Brother Daniel, Minister General SSF, writes:

Changing a job, or taking up a new position is always a time to reflect upon our journey through life. I find I have been doing this in the last few months, starting with thinking about the Ministers General whom I have known, the type of people they were, their gifts and talents and the way they operated in the position, leading our Society through many changes. I found lots of inspiration and more than a little doubt about my own gifts.

Change seems to have been the mark of our Church and Society for as long as I can remember. Since joining SSF in 1964, I have seen so many changes in our ways of operating, many of them naturally due to the fact that we are now in so many different countries. Change has also taken place in our World, some good and some not so good. Loyalty and commitment, or rather lack of them, could be seen as hallmarks of our World and Church in this age.

Recently, at a conference in Canberra, one of the speakers addressed this in terms of the younger generation, using as an example the wearing of various styles of trainers as the cool thing to do. The message that was given, he said, was “Yes, I go along with wearing these because they are in style, they are cool.” The fact that the laces are not tied states “but I am not committed to these in the long term.”

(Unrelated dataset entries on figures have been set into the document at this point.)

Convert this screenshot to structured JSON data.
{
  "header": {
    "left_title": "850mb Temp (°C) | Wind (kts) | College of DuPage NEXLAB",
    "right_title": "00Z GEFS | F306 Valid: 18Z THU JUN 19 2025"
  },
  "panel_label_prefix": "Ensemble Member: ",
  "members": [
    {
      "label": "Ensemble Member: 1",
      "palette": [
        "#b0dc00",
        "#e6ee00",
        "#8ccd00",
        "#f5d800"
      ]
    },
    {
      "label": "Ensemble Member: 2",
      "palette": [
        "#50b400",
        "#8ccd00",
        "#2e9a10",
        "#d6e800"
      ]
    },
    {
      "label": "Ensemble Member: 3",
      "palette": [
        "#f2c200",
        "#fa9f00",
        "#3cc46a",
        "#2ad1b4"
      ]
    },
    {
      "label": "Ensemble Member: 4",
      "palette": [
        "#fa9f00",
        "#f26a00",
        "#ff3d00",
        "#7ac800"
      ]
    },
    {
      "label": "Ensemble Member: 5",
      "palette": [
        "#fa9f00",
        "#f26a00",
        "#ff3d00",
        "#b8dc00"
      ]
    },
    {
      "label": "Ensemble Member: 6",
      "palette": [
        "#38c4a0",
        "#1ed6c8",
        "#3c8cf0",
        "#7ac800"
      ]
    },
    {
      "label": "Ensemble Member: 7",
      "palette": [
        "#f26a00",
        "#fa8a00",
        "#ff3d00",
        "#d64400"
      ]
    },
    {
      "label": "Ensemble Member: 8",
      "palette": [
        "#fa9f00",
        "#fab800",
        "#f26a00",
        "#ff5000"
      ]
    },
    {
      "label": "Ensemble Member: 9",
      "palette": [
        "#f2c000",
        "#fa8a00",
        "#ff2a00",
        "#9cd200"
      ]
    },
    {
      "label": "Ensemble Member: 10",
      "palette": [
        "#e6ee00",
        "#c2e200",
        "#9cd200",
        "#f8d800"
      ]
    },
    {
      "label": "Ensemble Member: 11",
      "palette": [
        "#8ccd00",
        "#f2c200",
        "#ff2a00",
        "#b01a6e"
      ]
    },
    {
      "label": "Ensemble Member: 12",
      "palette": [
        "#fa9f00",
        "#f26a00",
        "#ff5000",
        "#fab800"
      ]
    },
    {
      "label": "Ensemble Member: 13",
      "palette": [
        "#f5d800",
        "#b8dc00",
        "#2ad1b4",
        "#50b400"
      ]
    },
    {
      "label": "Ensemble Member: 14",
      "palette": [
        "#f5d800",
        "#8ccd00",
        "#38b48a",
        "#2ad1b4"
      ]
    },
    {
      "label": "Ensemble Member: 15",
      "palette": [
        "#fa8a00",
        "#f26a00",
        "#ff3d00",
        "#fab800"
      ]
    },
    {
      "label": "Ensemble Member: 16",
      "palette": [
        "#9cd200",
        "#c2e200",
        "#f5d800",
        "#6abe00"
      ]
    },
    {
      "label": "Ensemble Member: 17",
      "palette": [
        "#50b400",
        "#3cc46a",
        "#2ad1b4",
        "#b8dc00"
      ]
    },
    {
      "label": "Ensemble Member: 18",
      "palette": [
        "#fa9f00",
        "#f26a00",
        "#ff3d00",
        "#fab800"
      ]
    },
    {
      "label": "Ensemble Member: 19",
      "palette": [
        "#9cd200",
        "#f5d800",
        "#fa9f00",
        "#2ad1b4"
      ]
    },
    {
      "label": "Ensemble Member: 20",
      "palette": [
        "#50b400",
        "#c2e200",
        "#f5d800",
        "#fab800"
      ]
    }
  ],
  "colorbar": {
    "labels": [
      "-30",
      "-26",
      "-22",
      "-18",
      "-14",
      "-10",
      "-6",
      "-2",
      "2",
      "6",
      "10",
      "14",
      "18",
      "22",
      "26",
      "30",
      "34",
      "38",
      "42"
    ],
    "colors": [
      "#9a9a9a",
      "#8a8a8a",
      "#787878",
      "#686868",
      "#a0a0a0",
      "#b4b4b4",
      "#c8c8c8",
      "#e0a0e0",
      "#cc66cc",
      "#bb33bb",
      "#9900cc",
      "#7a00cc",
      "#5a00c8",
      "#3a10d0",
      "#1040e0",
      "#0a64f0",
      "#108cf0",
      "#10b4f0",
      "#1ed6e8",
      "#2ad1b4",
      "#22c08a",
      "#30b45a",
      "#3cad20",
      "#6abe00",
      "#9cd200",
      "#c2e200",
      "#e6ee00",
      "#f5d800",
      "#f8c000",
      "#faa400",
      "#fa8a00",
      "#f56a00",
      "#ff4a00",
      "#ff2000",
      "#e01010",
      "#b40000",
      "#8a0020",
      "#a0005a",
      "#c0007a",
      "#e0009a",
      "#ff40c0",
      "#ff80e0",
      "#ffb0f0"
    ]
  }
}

Not long after that, I read an article ‘The Foot Washing’, by Sandra Schneiders. In this, three ways of service are noted and applied to Peter’s reluctance to have his feet washed by Jesus. These three ways appear in our everyday experience, and their interaction can give an insight into our ways of ministry and thinking. In the first model, service is seen as what the server must do for the served, because of some right or power which the served is understood to possess: it springs from subordination and inequality. The server is bound by any number of relationships, such as child to parent, slave to owner, subject to ruler.

The second is that service is performed freely for the served, because of some perceived need in the served, which the server has the power to meet. This is seen in such examples as the services of doctor to patient, welfare worker to client, teacher to pupil, professional to lay person, rich to poor. The service rendered is a statement of the superiority of the one and the dependence of the other.

The third model was that of service from friendship, the one human relationship based on equality. God so loved the world as to give God’s only Son to save us. Jesus’ self gift was not the master’s redemption of unworthy slaves but an act of friendship. “No longer do I call you servants, I call you friends”; a model of equality and mutual service.

Our Lord’s command to love one another and wash one another’s feet is a command to the apostles that they should live out among themselves the love of friendship, with its delight in mutual service, that knows no order of importance, which Jesus is beginning. The hospitality, warm friendship, acceptance and welcome that is offered in so many ways in our houses seems to be in line with this idea of participation in Jesus’ transforming work. In the true simplicity of Francis, we can assert that all are of equal value and importance, which goes contrary to so much of what is seen in our world. Sandra Schneiders ends by saying that ‘at least one meaning of the foot-washing for contemporary disciples lies not in an under-standing of Christian ministry in terms of self-humiliation or individual acts of menial service, but as a participation in Jesus’ work of transforming the sinful structures of domination operative in human society, according to the model of friendship, expressing itself in joyful mutual service unto death.’